Играл духовой оркестр...
Шрифт:
Детство сменила та пора доброй удали, когда они жаждали заслонять друг друга грудью от смертельной опасности и безоглядная доверчивость, любовь не вмещалась ни в какие слова и поступки, жила в них глубоким, радостным и спокойным чувством, обещающим вечность дружбы и жизни. И все их тогдашние разговоры, голоса, песни вспоминались сейчас, как щебетанье утренних воробьев, как звонкий рассыпчатый дождик с солнечного неба…
Нежданно, как беда, пришла первая любовь. Их сердца заняла десятиклассница Верочка Сойкина. Любовь встретили по-разному, но каждый в душе одинаково расценил ее, как явную, но сладкую измену друг другу… А было так. Верочке надоело везде и всюду бродить втроем, тем более, что с Пологовым она уже начала целоваться. Как-то
— Ну что ты ходишь за нами?! Прилип, как банный лист…

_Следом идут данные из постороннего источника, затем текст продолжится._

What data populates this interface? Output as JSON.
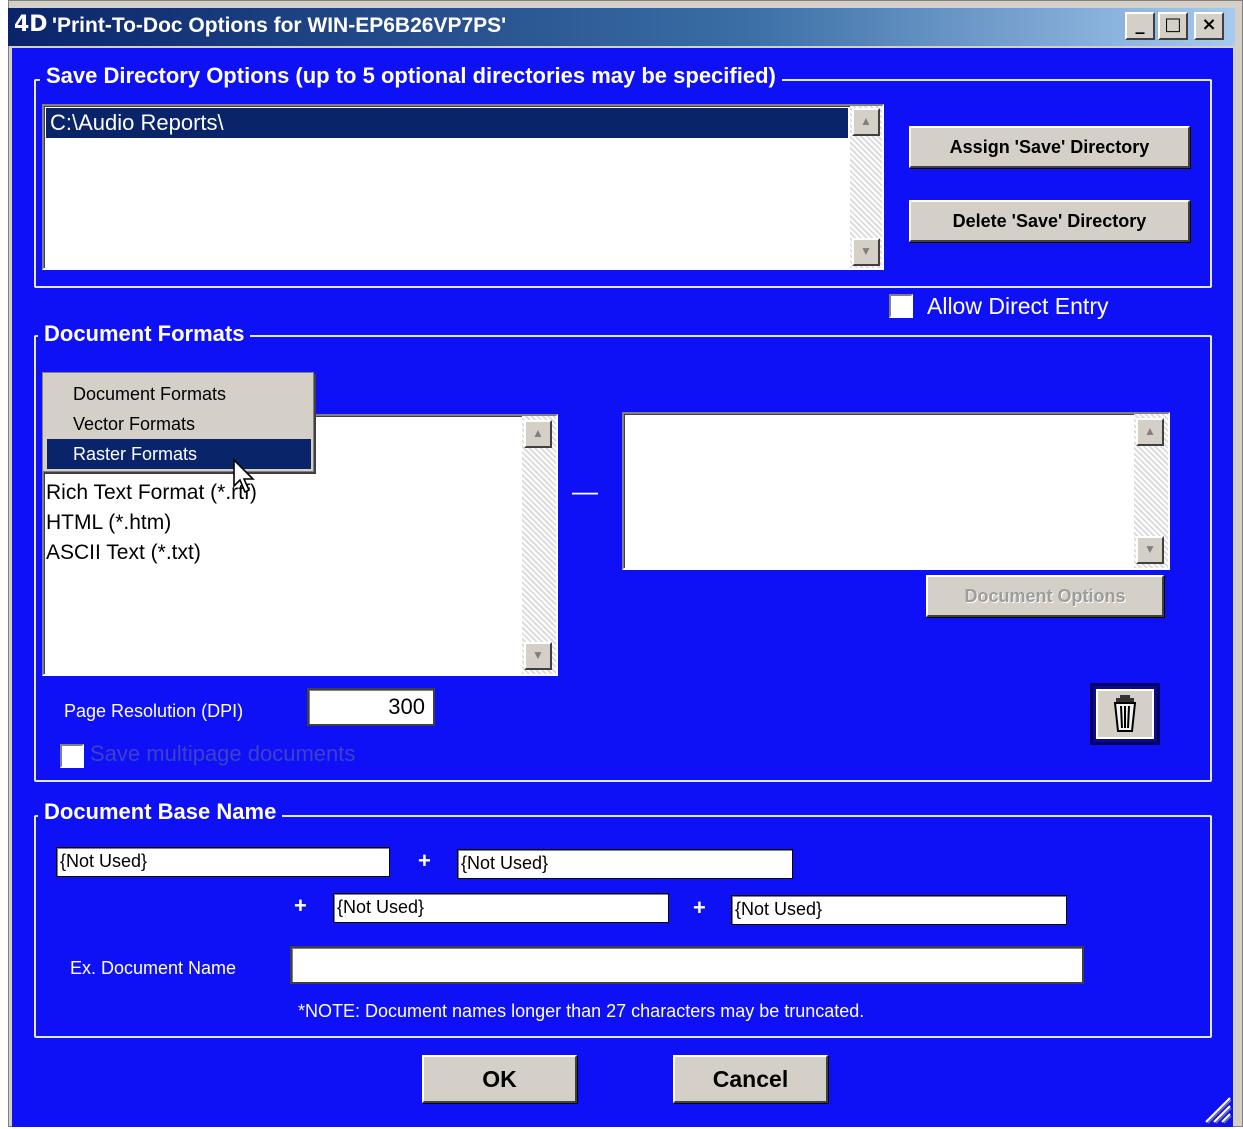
{
  "window": {
    "title": "'Print-To-Doc Options for WIN-EP6B26VP7PS'",
    "logo": "4D",
    "minimize": "_",
    "maximize": "□",
    "close": "×"
  },
  "save_dir": {
    "legend": "Save Directory Options (up to 5 optional directories may be specified)",
    "items": [
      "C:\\Audio Reports\\"
    ],
    "assign_button": "Assign 'Save' Directory",
    "delete_button": "Delete 'Save' Directory",
    "allow_direct_entry": "Allow Direct Entry"
  },
  "doc_formats": {
    "legend": "Document Formats",
    "popup_options": [
      "Document Formats",
      "Vector Formats",
      "Raster Formats"
    ],
    "popup_highlighted": "Raster Formats",
    "formats": [
      "Rich Text Format (*.rtf)",
      "HTML (*.htm)",
      "ASCII Text (*.txt)"
    ],
    "dash": "—",
    "document_options_button": "Document Options",
    "resolution_label": "Page Resolution (DPI)",
    "resolution_value": "300",
    "multipage_label": "Save multipage documents",
    "trash_icon": "trash-icon"
  },
  "base_name": {
    "legend": "Document Base Name",
    "fields": [
      "{Not Used}",
      "{Not Used}",
      "{Not Used}",
      "{Not Used}"
    ],
    "plus": "+",
    "example_label": "Ex. Document Name",
    "example_value": "",
    "note": "*NOTE: Document names longer than 27 characters may be truncated."
  },
  "buttons": {
    "ok": "OK",
    "cancel": "Cancel"
  }
}
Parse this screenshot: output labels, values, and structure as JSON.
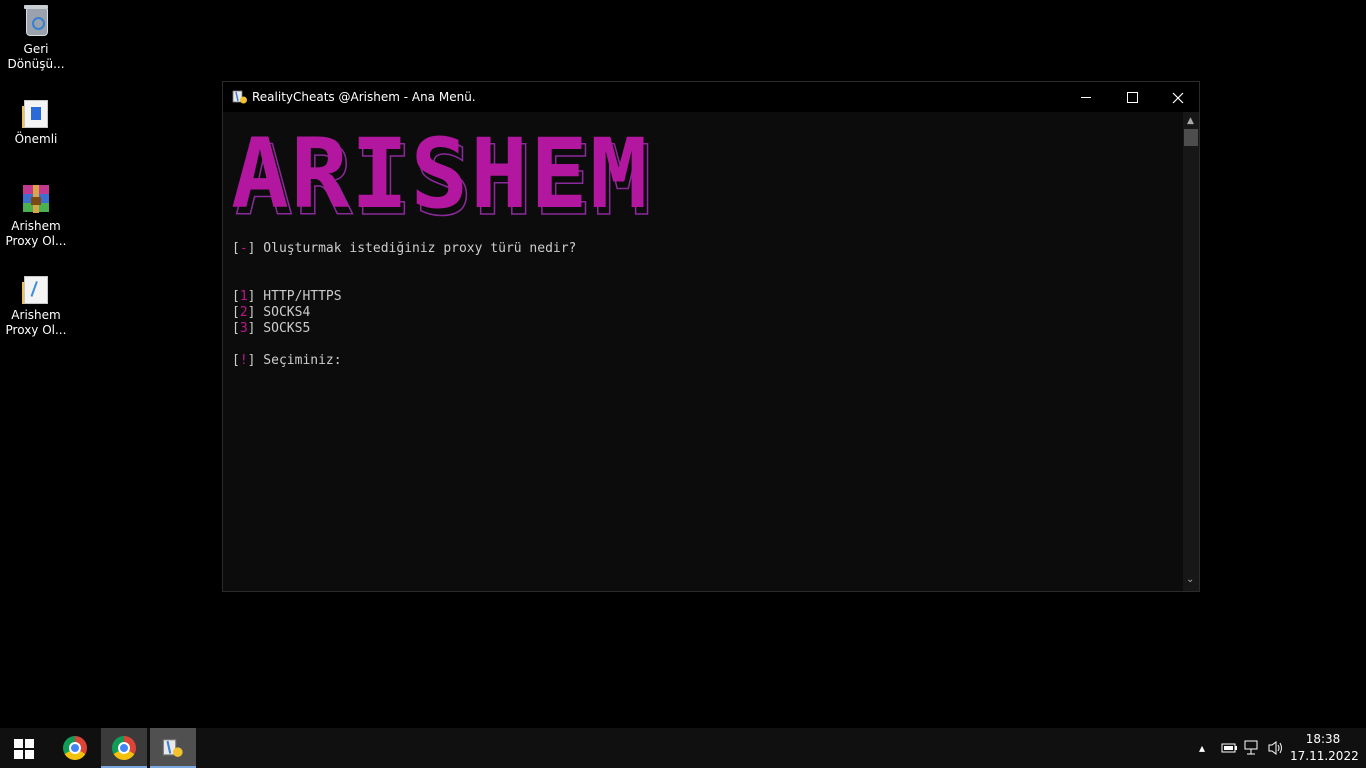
{
  "desktop": {
    "icons": [
      {
        "label": "Geri\nDönüşü...",
        "line1": "Geri",
        "line2": "Dönüşü...",
        "icon": "recycle-bin-icon"
      },
      {
        "label": "Önemli",
        "line1": "Önemli",
        "line2": "",
        "icon": "folder-icon"
      },
      {
        "label": "Arishem Proxy Ol...",
        "line1": "Arishem",
        "line2": "Proxy Ol...",
        "icon": "winrar-icon"
      },
      {
        "label": "Arishem Proxy Ol...",
        "line1": "Arishem",
        "line2": "Proxy Ol...",
        "icon": "folder-icon"
      }
    ]
  },
  "window": {
    "title": "RealityCheats @Arishem - Ana Menü.",
    "logo_text": "ARISHEM",
    "console": {
      "question_marker": "-",
      "question": " Oluşturmak istediğiniz proxy türü nedir?",
      "options": [
        {
          "num": "1",
          "label": " HTTP/HTTPS"
        },
        {
          "num": "2",
          "label": " SOCKS4"
        },
        {
          "num": "3",
          "label": " SOCKS5"
        }
      ],
      "prompt_marker": "!",
      "prompt": " Seçiminiz:"
    },
    "accent_color": "#c0148f"
  },
  "taskbar": {
    "clock_time": "18:38",
    "clock_date": "17.11.2022"
  }
}
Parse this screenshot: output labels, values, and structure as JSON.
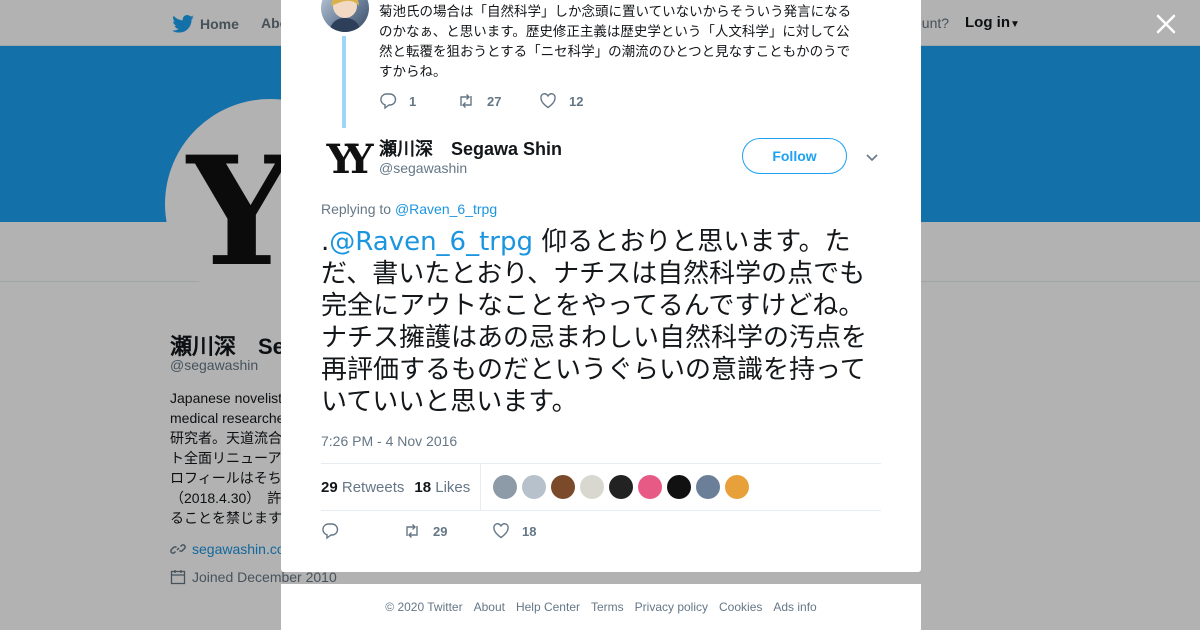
{
  "background": {
    "nav": {
      "home": "Home",
      "about": "Abo",
      "account": "ccount?",
      "login": "Log in"
    },
    "profile": {
      "name": "瀬川深　Se",
      "handle": "@segawashin",
      "bio": "Japanese novelist\nmedical researche\n研究者。天道流合\nト全面リニューア\nロフィールはそち\n（2018.4.30）　許\nることを禁じます",
      "link": "segawashin.co",
      "joined": "Joined December 2010"
    }
  },
  "previous_tweet": {
    "text": "菊池氏の場合は「自然科学」しか念頭に置いていないからそういう発言になる\nのかなぁ、と思います。歴史修正主義は歴史学という「人文科学」に対して公\n然と転覆を狙おうとする「ニセ科学」の潮流のひとつと見なすこともかのうで\nすからね。",
    "replies": "1",
    "retweets": "27",
    "likes": "12"
  },
  "tweet": {
    "name": "瀬川深　Segawa Shin",
    "handle": "@segawashin",
    "follow_label": "Follow",
    "replying_prefix": "Replying to ",
    "replying_to": "@Raven_6_trpg",
    "text_lead": ".",
    "mention": "@Raven_6_trpg",
    "text_body": " 仰るとおりと思います。ただ、書いたとおり、ナチスは自然科学の点でも完全にアウトなことをやってるんですけどね。ナチス擁護はあの忌まわしい自然科学の汚点を再評価するものだというぐらいの意識を持っていていいと思います。",
    "timestamp": "7:26 PM - 4 Nov 2016",
    "retweets_count": "29",
    "retweets_label": "Retweets",
    "likes_count": "18",
    "likes_label": "Likes",
    "action_retweets": "29",
    "action_likes": "18",
    "liker_colors": [
      "#8d9aa8",
      "#b7c1cc",
      "#7a4a2a",
      "#d8d8d0",
      "#222222",
      "#e85a86",
      "#111111",
      "#6b7f99",
      "#e8a13a"
    ]
  },
  "footer": [
    "© 2020 Twitter",
    "About",
    "Help Center",
    "Terms",
    "Privacy policy",
    "Cookies",
    "Ads info"
  ],
  "colors": {
    "accent": "#1da1f2",
    "link": "#1b95e0",
    "muted": "#657786"
  }
}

Вася слегка качнулся, точно от удара.
— За вами? — как-то смятенно сказал он, повернулся, и пошел прочь.
Пологов тогда растерялся от двойственного чувства — его покоробила грубость Верочкиных слов и в то же время он обрадовался, услышав в них утверждение выбора: из всего класса Верочке нравится только он, Пологов, она хочет быть только с ним! Он как бы опьянел от такого-открытия. Нацеловавшись, проводил Верочку до дому. А когда остался один, вздрогнул, точно внезапно от испуга проснулся, и стал громко и тревожно окликать ночную темень:
— Вася! Ва-а-ся…
Пологов не раз вспоминал потом эту свою минуту слабости: Вася уходил в темноту, а он не бросился за другом, не остановил его…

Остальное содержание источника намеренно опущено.